During Advent I always like to go back and reread a handful of old favorites--books that really provoke a profound sense anticipation apt for the season. G.K Chesterton's many Christmas essays and poems, which inspired the Advent meditation-in-verse I posted yesterday, are the first to be pulled off the library shelves. Arthur Quiller-Couch has some great Christmas stories set in and around Cornwall at the beginning of the 20th century. I read them lazily, haphazardly, and joyously. Miss Read also has a collection of Christmas tales I love to browse through. And just for fun, Karen and I always try to read a Jan Karon novel aloud during Advent. Her Christmas novel, Shepherds Abiding is a particular delight.

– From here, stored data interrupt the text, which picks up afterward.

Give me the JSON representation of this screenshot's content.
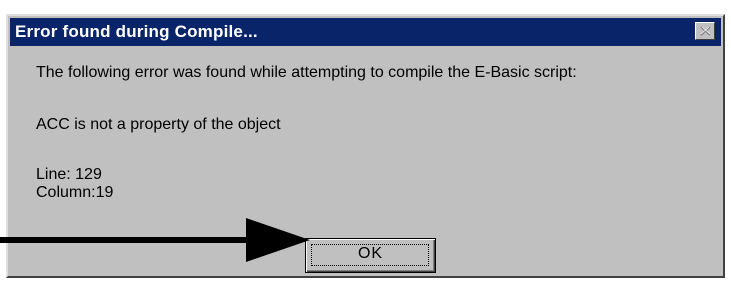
{
  "dialog": {
    "title": "Error found during Compile...",
    "message": "The following error was found while attempting to compile the E-Basic script:",
    "error": "ACC is not a property of the object",
    "line_label": "Line: 129",
    "column_label": "Column:19",
    "ok_label": "OK",
    "close_icon": "close-x-icon"
  },
  "annotation": {
    "arrow_icon": "right-arrow-icon",
    "color": "#000000"
  },
  "colors": {
    "titlebar": "#0a246a",
    "window_face": "#c0c0c0"
  }
}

All of these familiar books make the holiday season just that much more pleasurable.
As far as viewing goes, I am terribly predictable: It's a Wonderful Life, White Christmas and Miracle on 34th Street are our family's film staples. I know that I am supposed to love Christmas Story as well, but it has never been a must see tradition for us. The last couple of years, I've also been prone to pull out the Lord of the Rings DVD set for some random sampling of favorite scenes (which is when I usually complain for the umpteenth time that Peter Jackson's greatest mistake was in cutting Tom Bombadil out of the screenplay).

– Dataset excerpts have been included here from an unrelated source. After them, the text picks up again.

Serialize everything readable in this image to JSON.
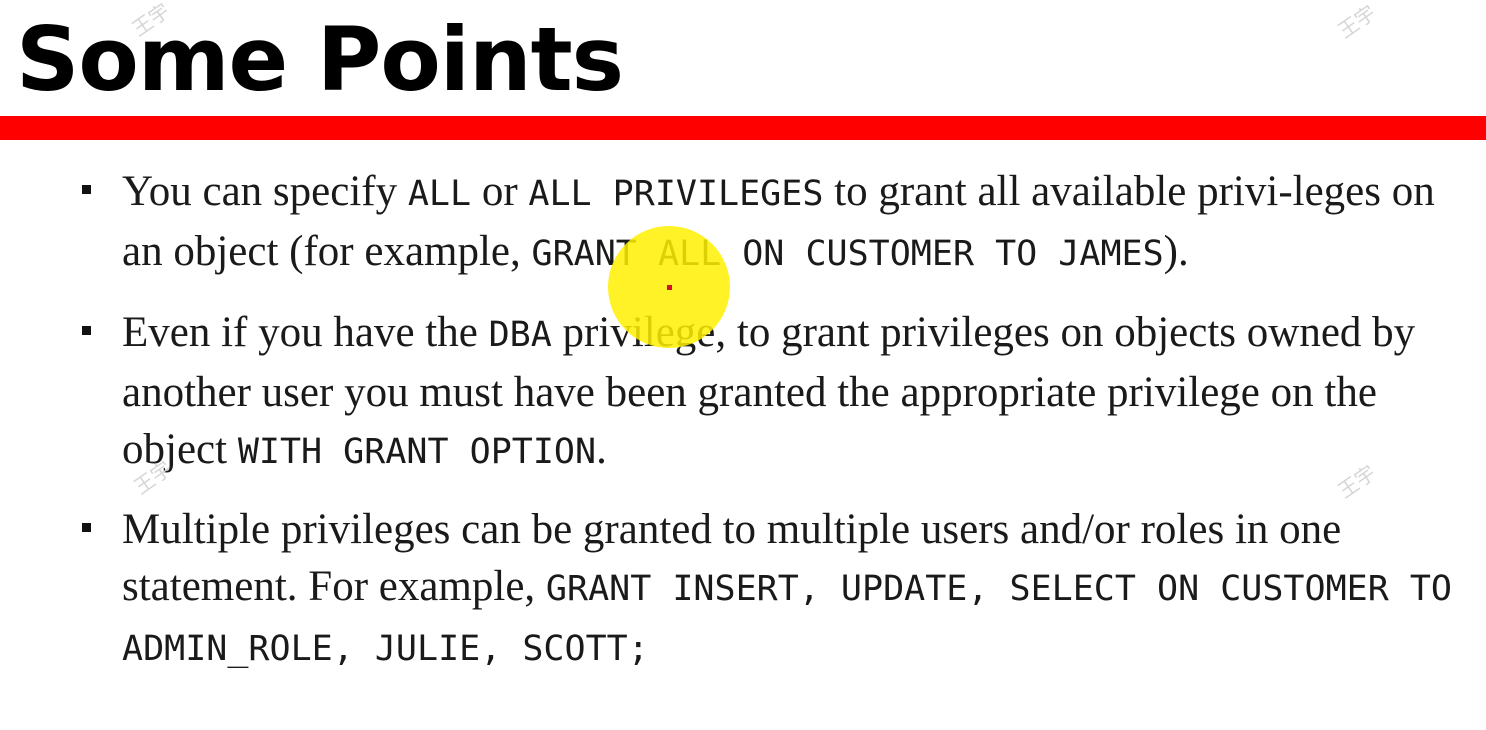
{
  "slide": {
    "title": "Some Points",
    "accent_color": "#ff0000",
    "highlight_color": "#fff000"
  },
  "bullets": [
    {
      "segments": [
        {
          "text": "You can specify ",
          "code": false
        },
        {
          "text": "ALL",
          "code": true
        },
        {
          "text": " or ",
          "code": false
        },
        {
          "text": "ALL PRIVILEGES",
          "code": true
        },
        {
          "text": " to grant all available privi-leges on an object (for example, ",
          "code": false
        },
        {
          "text": "GRANT ALL ON CUSTOMER TO JAMES",
          "code": true
        },
        {
          "text": ").",
          "code": false
        }
      ]
    },
    {
      "segments": [
        {
          "text": "Even if you have the ",
          "code": false
        },
        {
          "text": "DBA",
          "code": true
        },
        {
          "text": " privilege, to grant privileges on objects owned by another user you must have been granted the appropriate privilege on the object ",
          "code": false
        },
        {
          "text": "WITH GRANT OPTION",
          "code": true
        },
        {
          "text": ".",
          "code": false
        }
      ]
    },
    {
      "segments": [
        {
          "text": "Multiple privileges can be granted to multiple users and/or roles in one statement. For example, ",
          "code": false
        },
        {
          "text": "GRANT INSERT, UPDATE, SELECT ON CUSTOMER TO ADMIN_ROLE, JULIE, SCOTT;",
          "code": true
        }
      ]
    }
  ],
  "watermarks": [
    "王宇",
    "王宇",
    "王宇",
    "王宇"
  ]
}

But, I'm really not that much of a movie-goer or movie-watcher. I'd rather read. I do, however, listen to a great deal of Christmas music. In addition to a wide-ranging Classical choir repertoire, I dearly love Celtic Christmas music. I've compiled quite a collection over the years and listen pretty constantly during Advent.
This year, of course, I've prepared for the film version of The Lion, the Witch, and the Wardrobe by rereading all of the Narnia books. But, that's not my usual Advent fare.
All-in-all, it is the poetry that I love the most about this time of year and its joyous celebrations. It just seems that Yuletide is tailor-made for verse and that verse is tailor-made for Yuletide.